The committee identified consistent findings of a large relative risk of myocarditis after either mRNA vaccine in numerous high-quality observational studies, an absolute risk that is orders of magnitude greater than the background rate in certain age and sex subgroups, and a plausible biological mechanism for mRNA vaccines. The strong and substantial body of evidence indicates that the risk of harm varies by age and sex, but it does not exclude the presence of a causal effect in any particular group defined by age or sex.
Conclusion 7-1: The evidence establishes a causal relationship between the BNT162b2 vaccine and myocarditis.
Conclusion 7-2: The evidence establishes a causal relationship between the mRNA-1273 vaccine and myocarditis.
Evidence of a clear association from any well-designed and adequately powered observational studies and compelling mechanistic evidence was lacking for both Ad26.COV2.S and NVX-CoV2373 and myocarditis.
Conclusion 7-3: The evidence is inadequate to accept or reject a causal relationship between the Ad26.COV2.S vaccine and myocarditis.
Conclusion 7-4: The evidence is inadequate to accept or reject a causal relationship between the NVX-CoV2373 vaccine and myocarditis.

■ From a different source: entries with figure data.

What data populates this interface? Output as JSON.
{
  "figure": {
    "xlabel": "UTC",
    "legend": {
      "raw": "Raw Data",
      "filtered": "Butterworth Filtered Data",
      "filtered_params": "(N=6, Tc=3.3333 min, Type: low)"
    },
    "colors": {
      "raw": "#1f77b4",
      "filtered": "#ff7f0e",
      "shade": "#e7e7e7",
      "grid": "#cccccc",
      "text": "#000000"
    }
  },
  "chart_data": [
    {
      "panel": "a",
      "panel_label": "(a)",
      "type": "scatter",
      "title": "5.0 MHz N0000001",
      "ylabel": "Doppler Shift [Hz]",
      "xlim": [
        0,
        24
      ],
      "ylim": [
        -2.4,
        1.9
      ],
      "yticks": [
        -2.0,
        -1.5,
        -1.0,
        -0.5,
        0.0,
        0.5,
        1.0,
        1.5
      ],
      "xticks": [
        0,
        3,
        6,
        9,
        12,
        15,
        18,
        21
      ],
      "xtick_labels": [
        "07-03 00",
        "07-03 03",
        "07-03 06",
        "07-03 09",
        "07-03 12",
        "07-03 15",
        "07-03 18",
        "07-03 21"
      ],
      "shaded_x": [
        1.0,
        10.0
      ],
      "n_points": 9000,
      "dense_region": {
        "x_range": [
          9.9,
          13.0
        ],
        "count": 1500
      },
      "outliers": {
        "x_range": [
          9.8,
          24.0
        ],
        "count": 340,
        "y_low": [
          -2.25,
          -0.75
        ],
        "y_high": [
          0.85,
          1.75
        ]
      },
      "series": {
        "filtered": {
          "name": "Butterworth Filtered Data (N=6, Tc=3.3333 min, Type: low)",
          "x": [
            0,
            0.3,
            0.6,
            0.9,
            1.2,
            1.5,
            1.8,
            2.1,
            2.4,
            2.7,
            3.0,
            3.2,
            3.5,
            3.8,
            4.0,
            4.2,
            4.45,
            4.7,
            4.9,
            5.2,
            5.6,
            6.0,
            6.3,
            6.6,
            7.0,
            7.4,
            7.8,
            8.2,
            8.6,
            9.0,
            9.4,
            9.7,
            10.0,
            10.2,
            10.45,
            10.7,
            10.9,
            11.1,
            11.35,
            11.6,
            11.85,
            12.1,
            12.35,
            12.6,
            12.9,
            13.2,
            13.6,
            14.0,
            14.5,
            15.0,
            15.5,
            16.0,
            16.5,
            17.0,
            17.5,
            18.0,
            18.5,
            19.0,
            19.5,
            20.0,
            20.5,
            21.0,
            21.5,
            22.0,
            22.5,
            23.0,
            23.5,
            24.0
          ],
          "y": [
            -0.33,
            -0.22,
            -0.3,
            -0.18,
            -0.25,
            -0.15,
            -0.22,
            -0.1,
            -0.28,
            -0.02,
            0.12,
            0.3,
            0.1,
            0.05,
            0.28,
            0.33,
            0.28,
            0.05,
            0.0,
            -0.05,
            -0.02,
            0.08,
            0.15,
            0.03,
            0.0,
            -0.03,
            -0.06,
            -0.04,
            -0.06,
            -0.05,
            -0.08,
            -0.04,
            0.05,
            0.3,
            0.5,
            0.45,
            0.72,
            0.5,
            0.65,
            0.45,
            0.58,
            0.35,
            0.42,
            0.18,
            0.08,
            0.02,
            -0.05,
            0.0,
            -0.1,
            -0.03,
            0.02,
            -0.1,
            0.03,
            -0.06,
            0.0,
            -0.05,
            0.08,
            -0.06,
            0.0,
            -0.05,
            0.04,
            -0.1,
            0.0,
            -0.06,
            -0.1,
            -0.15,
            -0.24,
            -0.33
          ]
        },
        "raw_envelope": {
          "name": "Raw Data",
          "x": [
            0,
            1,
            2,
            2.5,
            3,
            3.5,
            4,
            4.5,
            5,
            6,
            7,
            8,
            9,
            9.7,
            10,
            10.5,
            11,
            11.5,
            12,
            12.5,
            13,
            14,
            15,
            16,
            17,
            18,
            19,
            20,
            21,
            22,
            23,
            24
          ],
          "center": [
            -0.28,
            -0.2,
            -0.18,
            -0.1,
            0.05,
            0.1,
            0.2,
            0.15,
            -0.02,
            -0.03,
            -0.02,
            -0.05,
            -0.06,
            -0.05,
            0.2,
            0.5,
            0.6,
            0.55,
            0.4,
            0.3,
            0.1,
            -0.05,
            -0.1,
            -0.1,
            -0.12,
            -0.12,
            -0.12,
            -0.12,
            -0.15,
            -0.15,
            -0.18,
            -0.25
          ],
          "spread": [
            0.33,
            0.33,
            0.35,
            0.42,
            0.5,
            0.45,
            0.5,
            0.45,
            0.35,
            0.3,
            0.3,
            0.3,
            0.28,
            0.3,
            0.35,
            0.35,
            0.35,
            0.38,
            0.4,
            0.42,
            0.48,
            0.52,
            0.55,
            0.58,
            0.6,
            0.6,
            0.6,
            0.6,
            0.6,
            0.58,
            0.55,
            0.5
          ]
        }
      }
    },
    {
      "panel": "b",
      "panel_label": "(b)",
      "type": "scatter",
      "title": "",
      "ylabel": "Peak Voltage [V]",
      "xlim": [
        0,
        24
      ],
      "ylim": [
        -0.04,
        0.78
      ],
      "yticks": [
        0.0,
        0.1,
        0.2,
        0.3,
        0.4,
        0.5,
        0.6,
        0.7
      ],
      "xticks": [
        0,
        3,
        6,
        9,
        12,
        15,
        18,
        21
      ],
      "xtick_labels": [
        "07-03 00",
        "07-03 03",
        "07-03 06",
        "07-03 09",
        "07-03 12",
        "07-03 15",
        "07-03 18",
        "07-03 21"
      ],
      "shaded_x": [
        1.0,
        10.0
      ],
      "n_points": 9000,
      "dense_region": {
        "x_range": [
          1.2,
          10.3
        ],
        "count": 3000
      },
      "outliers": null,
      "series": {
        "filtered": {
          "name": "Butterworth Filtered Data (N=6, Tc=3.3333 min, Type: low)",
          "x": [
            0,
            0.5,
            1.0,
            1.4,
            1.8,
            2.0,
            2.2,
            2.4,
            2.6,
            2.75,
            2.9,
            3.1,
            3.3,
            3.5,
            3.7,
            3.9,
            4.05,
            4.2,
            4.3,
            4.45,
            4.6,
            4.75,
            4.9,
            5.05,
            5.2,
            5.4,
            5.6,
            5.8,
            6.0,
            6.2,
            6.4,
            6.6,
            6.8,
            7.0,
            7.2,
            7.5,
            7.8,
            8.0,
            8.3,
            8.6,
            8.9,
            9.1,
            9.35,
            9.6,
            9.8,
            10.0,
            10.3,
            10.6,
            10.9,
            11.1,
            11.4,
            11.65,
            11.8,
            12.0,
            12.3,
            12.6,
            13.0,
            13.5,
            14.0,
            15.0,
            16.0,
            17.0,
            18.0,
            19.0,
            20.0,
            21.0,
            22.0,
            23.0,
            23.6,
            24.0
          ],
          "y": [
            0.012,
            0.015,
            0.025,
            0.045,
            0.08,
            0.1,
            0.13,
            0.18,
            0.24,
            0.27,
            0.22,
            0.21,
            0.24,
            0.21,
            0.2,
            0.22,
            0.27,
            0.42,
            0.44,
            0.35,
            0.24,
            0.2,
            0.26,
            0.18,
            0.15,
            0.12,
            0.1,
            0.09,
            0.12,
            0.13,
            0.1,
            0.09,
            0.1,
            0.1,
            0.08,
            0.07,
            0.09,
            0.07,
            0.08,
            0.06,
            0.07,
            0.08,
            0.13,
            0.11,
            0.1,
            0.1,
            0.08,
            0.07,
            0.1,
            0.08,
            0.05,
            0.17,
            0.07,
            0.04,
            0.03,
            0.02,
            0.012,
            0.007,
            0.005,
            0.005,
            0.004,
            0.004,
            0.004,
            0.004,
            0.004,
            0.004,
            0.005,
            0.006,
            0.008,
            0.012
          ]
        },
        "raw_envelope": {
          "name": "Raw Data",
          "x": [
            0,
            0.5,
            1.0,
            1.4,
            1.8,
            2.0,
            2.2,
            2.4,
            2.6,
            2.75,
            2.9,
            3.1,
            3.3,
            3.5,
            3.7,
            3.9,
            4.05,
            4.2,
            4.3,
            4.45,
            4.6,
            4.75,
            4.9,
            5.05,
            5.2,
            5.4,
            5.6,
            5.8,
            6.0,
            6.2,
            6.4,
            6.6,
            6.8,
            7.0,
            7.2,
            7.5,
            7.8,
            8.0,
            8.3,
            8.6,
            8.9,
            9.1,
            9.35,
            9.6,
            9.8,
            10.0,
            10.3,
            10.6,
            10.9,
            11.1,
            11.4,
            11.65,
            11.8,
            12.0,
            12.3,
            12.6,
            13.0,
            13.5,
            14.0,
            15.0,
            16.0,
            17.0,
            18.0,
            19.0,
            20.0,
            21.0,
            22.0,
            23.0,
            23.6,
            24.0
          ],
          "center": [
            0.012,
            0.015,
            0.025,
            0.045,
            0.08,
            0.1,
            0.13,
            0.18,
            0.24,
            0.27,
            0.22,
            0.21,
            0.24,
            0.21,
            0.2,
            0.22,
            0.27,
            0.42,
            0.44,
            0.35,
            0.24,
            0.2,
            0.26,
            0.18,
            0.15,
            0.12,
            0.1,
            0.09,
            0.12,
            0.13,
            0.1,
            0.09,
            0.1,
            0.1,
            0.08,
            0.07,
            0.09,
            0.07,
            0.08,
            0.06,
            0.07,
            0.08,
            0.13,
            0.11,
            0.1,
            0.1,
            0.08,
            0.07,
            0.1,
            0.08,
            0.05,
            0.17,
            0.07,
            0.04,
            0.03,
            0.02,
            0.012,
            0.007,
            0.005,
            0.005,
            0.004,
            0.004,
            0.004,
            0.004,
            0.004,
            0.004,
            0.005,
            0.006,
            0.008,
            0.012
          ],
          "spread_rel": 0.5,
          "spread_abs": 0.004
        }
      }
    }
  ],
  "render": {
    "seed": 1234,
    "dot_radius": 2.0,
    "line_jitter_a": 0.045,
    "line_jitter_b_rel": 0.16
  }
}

In contrast to the abundance of evidence regarding the risk of myocarditis and mRNA COVID-19 vaccines, few high-quality epidemiological studies have investigated the risk of pericarditis without myocarditis. Several studies did not find an increased risk, and those that did estimated much lower relative risk of pericarditis than what was observed for myocarditis. Additionally, very few events were observed in RCTs, with uncertainty as to whether all events were related to COVID-19 vaccines.
Conclusion 7-5: The evidence is inadequate to accept or reject a causal relationship between the BNT162b2 vaccine and pericarditis without myocarditis.
Conclusion 7-6: The evidence is inadequate to accept or reject a causal relationship between the mRNA-1273 vaccine and pericarditis without myocarditis.
Conclusion 7-7: The evidence is inadequate to accept or reject a causal relationship between the Ad26.COV2.S vaccine and pericarditis without myocarditis.
Conclusion 7-8: The evidence is inadequate to accept or reject a causal relationship between the NVX-CoV2373 vaccine and pericarditis without myocarditis.